Android gets in the game
Only 10 months after the debut of the iPhone, Google and tech giants such as T-Mobile and Motorola announced an open-source platform for mobile devices. The first Android-equipped phones appeared in 2008. By 2016, the operating system dominated 82 percent of all new smartphones sold. Android continues to dominate in 2022 -- these are the best Android phones you can buy now.
Nokia N95 outsmarts the iPhone
The N95 "promises to revolutionize the market" according to CNET's 2007 review. Its "cutting-edge 5-megapixel camera" helped win it the nod over Apple's game changer. At about $750, it was also more expensive than the iPhone.
Chevy Volt charges up
The iPod gets a makeover
With its iPhone blowing minds and budgets, Apple returned in September 2007 with an iPhone-esque look (and price) for its MP3 player. The iPod Touch added Wi-Fi capability to the line's bag of tricks. It originally sold for $399 (roughly £320 or AU$520). You can still buy an iPod today, believe it or not.
With Hulu still in development and Netflix streaming only getting started, Joost was the leader in the "internet TV" space. In 2007, it had 1 million beta testers for its "episodes of CSI... old G.I. Joe cartoons... [and] the NHL playoffs." By 2009, it had been beaten at its game by Hulu and by growing "too big, too fast."
It's an LCD world
2007 was the year the cathode ray tube -- the boxy TV that had been the TV set since forever -- got kicked to the curb in favor of the sleek LCD. Sales of the latter outpaced the former for the first time.

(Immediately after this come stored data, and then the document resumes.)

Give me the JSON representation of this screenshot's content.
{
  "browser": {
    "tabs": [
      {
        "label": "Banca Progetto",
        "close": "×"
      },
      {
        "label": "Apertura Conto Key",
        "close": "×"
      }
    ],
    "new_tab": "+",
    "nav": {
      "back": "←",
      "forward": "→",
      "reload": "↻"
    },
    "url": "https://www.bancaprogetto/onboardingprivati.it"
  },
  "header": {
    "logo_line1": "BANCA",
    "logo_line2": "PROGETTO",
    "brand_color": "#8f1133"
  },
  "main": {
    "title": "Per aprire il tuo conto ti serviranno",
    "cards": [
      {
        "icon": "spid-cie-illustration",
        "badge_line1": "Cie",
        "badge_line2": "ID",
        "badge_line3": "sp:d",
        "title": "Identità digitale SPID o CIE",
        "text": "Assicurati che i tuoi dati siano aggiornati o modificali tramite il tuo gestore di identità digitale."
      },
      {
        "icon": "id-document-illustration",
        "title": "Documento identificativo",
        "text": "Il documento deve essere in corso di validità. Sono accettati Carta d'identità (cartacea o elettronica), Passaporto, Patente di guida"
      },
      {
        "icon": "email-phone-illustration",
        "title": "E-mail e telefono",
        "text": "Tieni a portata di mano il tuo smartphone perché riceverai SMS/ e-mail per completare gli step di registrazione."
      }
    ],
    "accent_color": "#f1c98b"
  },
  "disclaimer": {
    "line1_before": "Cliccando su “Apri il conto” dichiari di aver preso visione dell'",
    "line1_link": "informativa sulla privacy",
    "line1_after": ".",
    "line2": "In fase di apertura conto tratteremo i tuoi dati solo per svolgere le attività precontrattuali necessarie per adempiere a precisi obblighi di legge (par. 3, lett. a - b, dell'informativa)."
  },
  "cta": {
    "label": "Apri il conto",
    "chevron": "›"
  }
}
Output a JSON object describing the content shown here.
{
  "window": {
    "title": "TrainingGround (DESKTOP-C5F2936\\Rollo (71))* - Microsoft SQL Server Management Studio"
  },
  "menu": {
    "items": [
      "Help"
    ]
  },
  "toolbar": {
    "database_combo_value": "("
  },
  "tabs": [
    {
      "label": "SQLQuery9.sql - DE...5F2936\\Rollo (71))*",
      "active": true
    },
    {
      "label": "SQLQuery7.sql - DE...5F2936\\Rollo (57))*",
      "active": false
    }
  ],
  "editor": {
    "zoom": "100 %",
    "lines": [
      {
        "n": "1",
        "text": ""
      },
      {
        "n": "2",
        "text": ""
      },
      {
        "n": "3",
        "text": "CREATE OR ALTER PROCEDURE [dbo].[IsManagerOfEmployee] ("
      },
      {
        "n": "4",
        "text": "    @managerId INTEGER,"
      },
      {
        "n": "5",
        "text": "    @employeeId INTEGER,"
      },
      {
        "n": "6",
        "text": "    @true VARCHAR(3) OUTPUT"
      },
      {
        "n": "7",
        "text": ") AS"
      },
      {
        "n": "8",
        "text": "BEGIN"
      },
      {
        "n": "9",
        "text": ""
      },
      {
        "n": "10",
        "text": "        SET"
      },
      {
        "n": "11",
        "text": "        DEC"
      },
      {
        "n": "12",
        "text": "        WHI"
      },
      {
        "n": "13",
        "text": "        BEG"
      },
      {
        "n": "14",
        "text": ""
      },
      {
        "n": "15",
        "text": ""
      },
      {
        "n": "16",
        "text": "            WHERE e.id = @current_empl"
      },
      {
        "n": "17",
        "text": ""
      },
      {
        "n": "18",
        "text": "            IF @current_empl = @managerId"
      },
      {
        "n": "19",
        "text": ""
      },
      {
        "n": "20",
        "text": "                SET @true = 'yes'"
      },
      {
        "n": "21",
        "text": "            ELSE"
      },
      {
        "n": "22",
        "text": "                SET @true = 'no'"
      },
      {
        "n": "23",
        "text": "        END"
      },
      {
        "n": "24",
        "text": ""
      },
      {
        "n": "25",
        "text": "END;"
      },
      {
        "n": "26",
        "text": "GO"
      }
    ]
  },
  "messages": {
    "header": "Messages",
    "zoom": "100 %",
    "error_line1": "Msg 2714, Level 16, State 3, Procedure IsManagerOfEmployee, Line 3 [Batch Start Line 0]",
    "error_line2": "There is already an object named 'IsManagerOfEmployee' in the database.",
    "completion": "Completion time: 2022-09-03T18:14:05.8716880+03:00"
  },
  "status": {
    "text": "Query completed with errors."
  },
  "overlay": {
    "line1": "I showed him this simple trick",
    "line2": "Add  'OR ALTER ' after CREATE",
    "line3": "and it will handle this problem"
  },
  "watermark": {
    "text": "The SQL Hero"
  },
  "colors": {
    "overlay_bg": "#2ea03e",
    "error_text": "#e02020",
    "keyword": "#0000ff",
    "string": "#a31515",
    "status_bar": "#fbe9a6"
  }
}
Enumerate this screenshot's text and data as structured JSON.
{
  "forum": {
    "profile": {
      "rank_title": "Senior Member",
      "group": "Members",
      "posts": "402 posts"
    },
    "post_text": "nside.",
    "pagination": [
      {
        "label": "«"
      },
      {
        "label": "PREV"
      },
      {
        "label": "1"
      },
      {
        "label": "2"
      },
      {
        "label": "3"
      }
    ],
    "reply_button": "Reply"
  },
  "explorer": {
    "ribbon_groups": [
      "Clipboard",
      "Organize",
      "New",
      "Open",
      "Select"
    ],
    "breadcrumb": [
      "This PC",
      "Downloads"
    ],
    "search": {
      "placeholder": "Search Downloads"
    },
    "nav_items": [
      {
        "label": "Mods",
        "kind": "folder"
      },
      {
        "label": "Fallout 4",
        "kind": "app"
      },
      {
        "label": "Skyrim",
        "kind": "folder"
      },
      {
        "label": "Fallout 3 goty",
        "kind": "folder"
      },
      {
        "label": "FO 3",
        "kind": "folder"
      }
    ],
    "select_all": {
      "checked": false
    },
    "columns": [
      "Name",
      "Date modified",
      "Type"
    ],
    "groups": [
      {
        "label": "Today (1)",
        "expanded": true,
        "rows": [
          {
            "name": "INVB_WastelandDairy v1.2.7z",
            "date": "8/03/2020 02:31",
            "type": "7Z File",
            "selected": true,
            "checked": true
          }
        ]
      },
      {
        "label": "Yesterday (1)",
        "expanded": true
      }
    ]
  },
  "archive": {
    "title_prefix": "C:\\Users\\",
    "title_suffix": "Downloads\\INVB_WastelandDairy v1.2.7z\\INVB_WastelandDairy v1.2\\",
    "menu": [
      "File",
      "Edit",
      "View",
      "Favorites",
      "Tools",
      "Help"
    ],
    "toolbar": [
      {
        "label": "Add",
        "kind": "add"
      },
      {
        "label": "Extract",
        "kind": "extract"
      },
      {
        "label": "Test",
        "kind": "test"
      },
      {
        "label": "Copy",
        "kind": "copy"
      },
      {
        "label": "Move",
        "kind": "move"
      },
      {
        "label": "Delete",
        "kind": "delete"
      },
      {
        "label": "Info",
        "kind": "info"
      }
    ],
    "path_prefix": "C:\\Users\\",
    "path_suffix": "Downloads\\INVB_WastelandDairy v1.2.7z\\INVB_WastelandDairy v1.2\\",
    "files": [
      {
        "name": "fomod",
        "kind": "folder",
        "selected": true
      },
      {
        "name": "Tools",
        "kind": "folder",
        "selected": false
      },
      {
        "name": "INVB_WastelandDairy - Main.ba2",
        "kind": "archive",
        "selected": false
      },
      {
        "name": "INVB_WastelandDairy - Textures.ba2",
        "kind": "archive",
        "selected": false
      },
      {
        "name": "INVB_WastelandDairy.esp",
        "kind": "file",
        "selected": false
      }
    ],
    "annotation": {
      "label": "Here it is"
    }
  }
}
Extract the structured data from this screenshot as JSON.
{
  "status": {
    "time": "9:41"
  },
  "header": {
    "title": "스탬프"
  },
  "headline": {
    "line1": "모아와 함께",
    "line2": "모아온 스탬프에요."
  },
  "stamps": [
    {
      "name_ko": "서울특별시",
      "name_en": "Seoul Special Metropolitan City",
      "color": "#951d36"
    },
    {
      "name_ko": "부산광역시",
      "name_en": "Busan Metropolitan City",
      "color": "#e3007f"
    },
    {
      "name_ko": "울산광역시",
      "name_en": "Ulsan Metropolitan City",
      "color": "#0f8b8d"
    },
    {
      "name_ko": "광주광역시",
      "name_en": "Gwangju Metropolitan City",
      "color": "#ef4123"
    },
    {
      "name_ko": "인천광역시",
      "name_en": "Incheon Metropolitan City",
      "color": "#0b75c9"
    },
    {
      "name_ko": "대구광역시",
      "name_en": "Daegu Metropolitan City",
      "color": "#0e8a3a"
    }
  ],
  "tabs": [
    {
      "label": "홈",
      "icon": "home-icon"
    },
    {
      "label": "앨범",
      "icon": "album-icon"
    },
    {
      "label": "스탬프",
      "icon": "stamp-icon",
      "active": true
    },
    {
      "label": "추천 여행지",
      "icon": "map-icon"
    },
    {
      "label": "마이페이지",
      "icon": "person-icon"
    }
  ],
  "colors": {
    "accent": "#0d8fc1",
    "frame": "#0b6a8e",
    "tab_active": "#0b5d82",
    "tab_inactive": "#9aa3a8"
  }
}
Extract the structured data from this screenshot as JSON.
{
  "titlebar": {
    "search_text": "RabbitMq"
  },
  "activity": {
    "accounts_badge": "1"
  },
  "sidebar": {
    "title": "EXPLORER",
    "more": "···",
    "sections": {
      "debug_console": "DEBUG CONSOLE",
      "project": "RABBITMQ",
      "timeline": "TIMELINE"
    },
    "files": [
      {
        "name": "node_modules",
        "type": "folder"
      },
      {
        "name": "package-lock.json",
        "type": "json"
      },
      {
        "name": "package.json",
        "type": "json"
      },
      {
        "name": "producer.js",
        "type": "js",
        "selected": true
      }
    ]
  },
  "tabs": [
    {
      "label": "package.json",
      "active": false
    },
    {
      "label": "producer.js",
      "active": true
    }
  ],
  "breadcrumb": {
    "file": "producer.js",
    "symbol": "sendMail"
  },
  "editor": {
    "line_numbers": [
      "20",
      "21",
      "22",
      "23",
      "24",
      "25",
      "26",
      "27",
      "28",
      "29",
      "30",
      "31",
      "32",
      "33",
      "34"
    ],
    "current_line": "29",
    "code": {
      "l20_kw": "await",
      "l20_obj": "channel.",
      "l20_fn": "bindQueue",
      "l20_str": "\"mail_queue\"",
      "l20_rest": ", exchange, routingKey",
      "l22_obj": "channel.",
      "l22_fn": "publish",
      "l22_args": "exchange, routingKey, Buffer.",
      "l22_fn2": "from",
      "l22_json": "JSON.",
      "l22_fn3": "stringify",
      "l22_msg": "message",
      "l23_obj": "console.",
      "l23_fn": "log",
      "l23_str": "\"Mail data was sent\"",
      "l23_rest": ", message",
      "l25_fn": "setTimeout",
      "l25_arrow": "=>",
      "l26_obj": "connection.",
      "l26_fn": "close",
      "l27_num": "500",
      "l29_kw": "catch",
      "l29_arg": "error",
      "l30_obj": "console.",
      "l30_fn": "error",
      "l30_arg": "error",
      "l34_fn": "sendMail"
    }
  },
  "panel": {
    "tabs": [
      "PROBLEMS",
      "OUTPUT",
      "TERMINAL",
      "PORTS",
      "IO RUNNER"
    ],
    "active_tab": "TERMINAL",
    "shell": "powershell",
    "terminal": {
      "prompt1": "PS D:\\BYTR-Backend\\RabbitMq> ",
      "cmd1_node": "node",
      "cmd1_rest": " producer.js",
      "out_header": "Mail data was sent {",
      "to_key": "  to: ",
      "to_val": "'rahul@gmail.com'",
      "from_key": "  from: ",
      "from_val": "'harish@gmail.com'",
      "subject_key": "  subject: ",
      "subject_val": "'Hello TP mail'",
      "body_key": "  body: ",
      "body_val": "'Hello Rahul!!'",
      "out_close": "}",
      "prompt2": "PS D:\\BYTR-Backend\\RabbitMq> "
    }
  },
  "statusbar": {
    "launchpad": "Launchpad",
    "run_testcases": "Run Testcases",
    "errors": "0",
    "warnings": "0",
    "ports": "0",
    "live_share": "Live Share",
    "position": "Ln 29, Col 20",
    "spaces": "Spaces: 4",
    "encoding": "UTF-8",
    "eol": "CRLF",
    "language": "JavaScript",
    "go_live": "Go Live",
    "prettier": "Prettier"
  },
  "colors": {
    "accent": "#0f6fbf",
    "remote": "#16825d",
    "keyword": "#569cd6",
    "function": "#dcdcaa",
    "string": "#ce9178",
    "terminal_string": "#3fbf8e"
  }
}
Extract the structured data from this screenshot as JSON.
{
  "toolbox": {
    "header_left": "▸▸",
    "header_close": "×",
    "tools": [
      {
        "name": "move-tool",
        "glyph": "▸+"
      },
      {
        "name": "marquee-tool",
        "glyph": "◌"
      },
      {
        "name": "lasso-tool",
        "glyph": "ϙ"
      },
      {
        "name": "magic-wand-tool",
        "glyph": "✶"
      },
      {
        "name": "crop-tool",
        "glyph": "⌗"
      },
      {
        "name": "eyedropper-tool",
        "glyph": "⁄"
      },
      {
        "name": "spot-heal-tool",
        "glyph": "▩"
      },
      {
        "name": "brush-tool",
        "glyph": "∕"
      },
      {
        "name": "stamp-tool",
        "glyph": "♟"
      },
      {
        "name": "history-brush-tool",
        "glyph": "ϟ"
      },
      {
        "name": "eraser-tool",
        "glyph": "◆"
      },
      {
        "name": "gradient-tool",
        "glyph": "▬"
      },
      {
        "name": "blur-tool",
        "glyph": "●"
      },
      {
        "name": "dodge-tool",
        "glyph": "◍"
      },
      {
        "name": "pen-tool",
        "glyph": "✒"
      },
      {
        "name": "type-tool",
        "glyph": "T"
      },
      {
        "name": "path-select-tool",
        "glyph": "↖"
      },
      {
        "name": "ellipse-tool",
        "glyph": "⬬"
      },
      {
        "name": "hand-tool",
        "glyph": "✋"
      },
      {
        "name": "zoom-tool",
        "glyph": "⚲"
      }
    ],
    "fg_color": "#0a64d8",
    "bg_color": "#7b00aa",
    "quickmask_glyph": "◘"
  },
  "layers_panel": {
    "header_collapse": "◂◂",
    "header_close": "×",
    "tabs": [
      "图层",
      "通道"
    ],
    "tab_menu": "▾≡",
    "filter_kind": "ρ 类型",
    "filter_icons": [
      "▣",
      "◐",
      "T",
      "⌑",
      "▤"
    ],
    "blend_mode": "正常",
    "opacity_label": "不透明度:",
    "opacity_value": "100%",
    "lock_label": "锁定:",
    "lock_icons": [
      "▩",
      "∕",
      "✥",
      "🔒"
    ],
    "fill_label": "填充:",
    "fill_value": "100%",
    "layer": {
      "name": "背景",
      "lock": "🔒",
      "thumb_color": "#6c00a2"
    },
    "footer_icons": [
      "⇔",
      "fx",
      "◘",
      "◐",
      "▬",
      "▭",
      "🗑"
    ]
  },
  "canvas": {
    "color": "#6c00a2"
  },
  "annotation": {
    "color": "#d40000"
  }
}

MySpace hits $65 billion value
With 185 million registered users, the power of Rupert Murdoch's News Corp. behind it and a new "scripted web series" (Roommates), MySpace was first among all social networks... or at least it was, until Facebook and Twitter left it behind and even Tom, one of your original "top 8" friends, left the company.
Napoleon Dynamite: The Game?! Heck, no
Even in a remarkable tech year like 2007, there were stumbles. Exhibit A: This 7 Studios game that was published three years after the Jon Heder movie became a cult hit.
It wasn't just the timing that was off: "[T]he developers cobbled together a collection of minigames that seem like they were cribbed from the most mediocre cell-phone games imaginable," GameSpot said.
Radiohead chases a rainbow
In October 2007, the Grammy-winning band digitally released its seventh album, "In Rainbows," and asked fans to pay what they thought it was worth (from zero up to "about $212"). The then-radical pricing experiment ended two months later, when the album was issued on CD, but by then you were probably already listening to it via your iHome docking station.
Windows Vista doesn't wow
"The wow starts now," the TV commercial said. But the truth was, Vista was a delay-plagued operating system when it hit stores in January 2007. It was on the road to "insignificance" just two years later with the advent of Windows 7. Former Microsoft CEO Steve Ballmer called Vista his biggest corporate regret. Today, PC users are upgrading to Windows 11.